Tuesday May 10 session no 32 (1 to go)
I have scratched my 32nd mark on the wall.
There is just one enema left in the box.
Tomorrow they will rattle the keys, the lock will click open with a sweet, sweet sound and I will walk out blinking, slightly stunned, into the daylight .
Maybe you think I’m exaggerating to make for a better read – I promise you that (for once) I really am not.
Tomorrow around 5pm when I complete by 33rd and final session, I will feel like I’m being released from prison.
Free to get on with my life, free to travel, free from daily reminders that I’m being treated for cancer.
And I suppose like all prisoners about to be released, I’m excited and a bit apprehensive.

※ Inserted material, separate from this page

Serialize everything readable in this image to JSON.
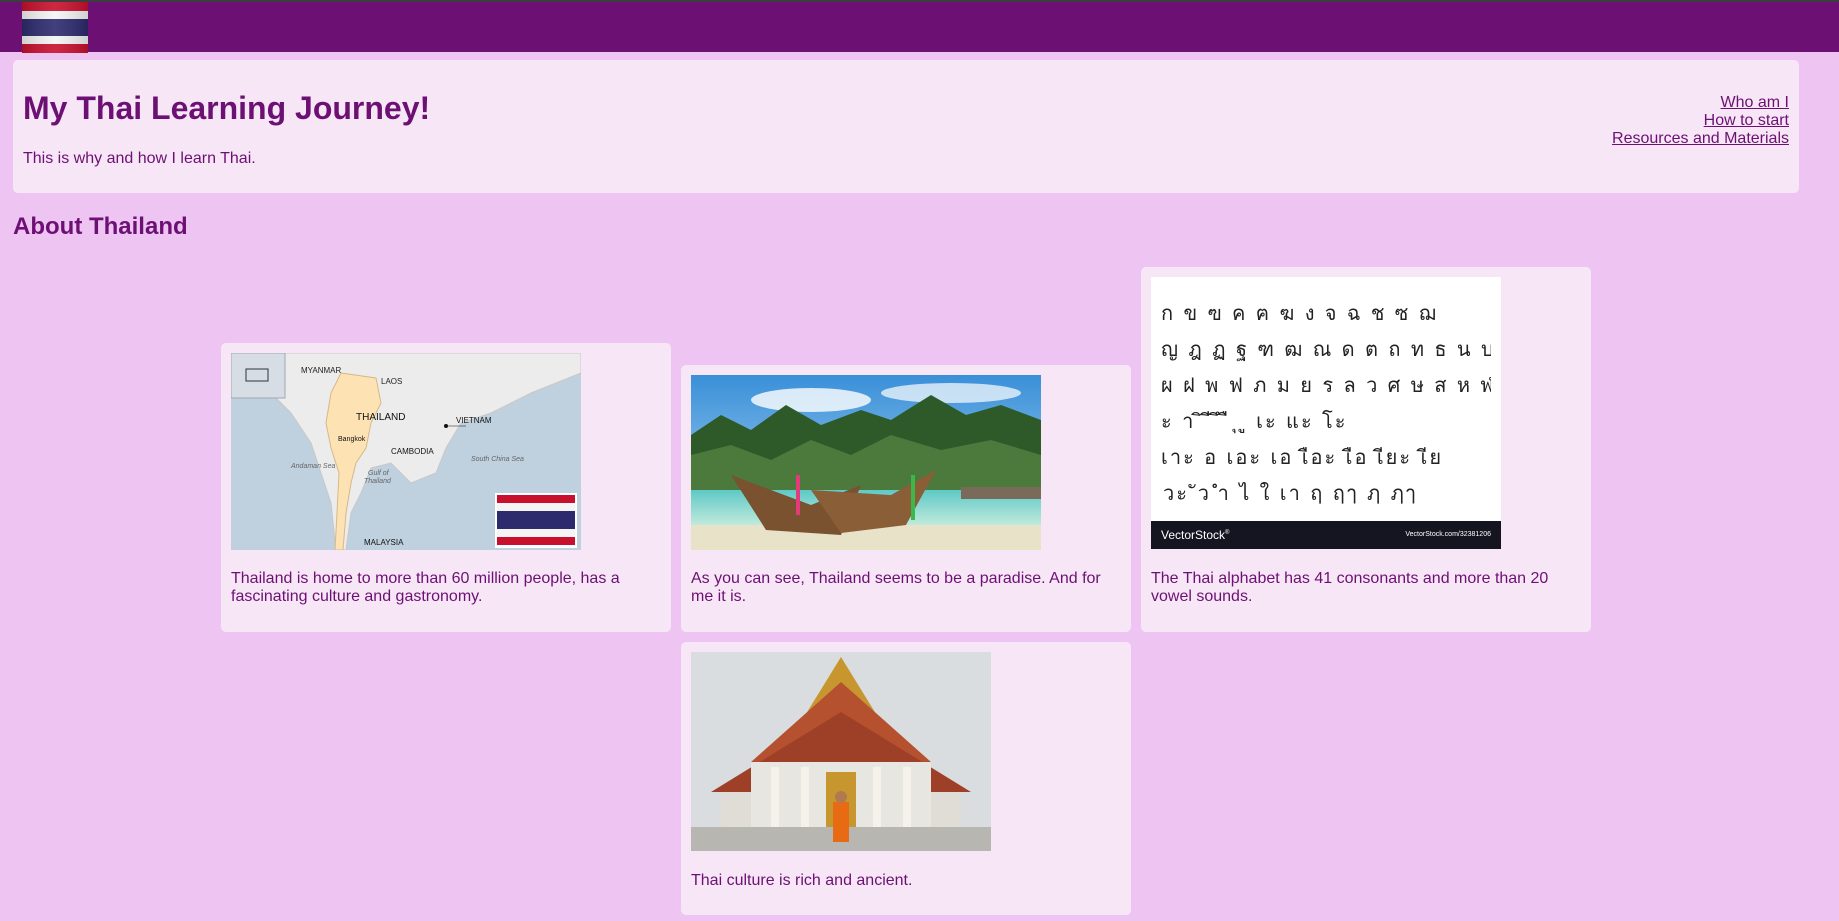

Life inside is restrictive and repetitive, but you know what to do and where to go. You know how to play the system to keep the warders happy; you know how to score important little victories that put you momentarily in control.
Out there, beyond the Radiotherapy Quarter, in the Land of Uncertainty, things are more complicated. The simple certainties of Crossing the RT quarter will be replaced by the old confusing anxieties. When is the first test? What will it show? Has the treatment worked?
I can sense all the old demands on my time starting to build up (thank you to all of you who have been so wonderfully patient).
But you know what? Standing here on the last sandy ridge of the RT Quarter I say: “Bring it on!”
I’m hungry to get back into the fray. I want those four hours of my day back, every weekday. I want to feel the hustle and hassle of a more normal life.
Even if I’m only out on parole, I shall be a free man.